DHS Hiring Spree
The DHS is indeed committing to hiring 1000 clearable US citizens over the next three years. If you’re interested, you can “attend” their cyber job fair:
http://www.dhs.gov/xabout/careers/cyberjobfair
They are looking to fill these types of roles:
- Cyber Incident Response
- Vulnerability Detection and Assessment
- Networks and Systems Engineering
- Cyber Risk and Strategic Analysis
- Intelligence and Investigation
I’m glad that this amount of hiring is happening, but I’m still unconvinced that this will bring DHS (and the American people) 300 high-quality cybersecurity professionals per year. I’m guessing 80 to 90 percent of the hires in any given year will be trainable Computer Science and/or Computer Engineering B.Sc. students — those who can gradually obtain cybersecurity skills over the course of their govt. careers. And that’s not necessarily a bad thing, except that in three years, the US cybersecurity defense posture and capabilities won’t be measurably improved.
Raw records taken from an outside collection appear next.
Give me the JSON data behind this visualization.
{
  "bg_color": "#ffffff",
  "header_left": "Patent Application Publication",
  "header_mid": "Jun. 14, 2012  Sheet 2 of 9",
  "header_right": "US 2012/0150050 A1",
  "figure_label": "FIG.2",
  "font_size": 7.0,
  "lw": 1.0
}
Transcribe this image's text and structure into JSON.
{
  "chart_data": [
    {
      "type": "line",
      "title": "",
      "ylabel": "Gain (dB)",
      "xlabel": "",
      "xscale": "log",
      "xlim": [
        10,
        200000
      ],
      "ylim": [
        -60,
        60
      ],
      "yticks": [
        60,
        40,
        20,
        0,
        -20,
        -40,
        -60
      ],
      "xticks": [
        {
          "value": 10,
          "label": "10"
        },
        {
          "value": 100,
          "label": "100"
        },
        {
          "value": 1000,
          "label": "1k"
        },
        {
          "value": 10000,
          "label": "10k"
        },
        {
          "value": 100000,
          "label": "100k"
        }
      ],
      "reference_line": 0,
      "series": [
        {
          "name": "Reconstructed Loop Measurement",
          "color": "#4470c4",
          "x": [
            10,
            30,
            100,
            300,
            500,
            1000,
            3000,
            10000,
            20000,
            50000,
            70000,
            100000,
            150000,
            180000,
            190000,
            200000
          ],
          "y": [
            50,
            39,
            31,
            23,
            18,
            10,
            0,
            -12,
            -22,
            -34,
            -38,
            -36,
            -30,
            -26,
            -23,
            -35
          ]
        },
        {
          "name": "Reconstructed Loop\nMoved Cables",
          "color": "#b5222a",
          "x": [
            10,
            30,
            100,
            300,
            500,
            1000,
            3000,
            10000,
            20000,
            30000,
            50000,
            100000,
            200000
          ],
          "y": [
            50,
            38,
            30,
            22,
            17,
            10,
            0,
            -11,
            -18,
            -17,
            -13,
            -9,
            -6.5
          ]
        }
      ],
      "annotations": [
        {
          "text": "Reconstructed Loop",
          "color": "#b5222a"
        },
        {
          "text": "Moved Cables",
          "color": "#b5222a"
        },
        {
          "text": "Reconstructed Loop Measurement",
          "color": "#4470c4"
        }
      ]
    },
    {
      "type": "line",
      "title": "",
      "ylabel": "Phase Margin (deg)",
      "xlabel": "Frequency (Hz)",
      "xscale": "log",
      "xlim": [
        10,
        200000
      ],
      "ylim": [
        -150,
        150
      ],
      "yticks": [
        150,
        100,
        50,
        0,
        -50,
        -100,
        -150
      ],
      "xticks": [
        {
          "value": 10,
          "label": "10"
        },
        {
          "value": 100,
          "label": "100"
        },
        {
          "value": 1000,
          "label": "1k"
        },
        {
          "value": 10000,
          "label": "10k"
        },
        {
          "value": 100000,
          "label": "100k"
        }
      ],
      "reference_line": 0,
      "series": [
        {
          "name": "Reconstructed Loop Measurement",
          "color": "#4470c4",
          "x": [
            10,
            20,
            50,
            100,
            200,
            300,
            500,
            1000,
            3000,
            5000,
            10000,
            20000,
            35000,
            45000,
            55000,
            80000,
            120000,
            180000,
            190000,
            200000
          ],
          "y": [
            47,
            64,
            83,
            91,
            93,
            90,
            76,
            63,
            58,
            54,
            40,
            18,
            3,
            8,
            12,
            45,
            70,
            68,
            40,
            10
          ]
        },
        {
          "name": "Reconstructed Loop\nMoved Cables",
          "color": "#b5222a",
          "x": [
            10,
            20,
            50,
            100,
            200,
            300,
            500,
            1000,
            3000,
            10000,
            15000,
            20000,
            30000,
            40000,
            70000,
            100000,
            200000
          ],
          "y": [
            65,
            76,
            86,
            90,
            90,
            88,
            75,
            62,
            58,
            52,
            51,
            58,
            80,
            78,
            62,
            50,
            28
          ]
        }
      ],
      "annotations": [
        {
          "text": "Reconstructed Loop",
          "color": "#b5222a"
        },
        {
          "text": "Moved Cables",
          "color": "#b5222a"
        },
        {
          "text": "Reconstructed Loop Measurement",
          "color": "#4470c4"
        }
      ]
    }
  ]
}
One thousand extra people does not translate directly into an improvement — not at the rate at which network traffic flows, attacks and exploits of software vulnerabilities happens, the complexity of real systems software increases, new technologies come on line, etc. Most of the roles that DHS is seeking seem to be more on the strategy end of things rather than the tactics or operational side of the house — and I see that as a good thing, but it’s easy to misuse a sudden influx of manpower on the tactical side, even if they’re initially meant to have a strategic, forward-looking focus.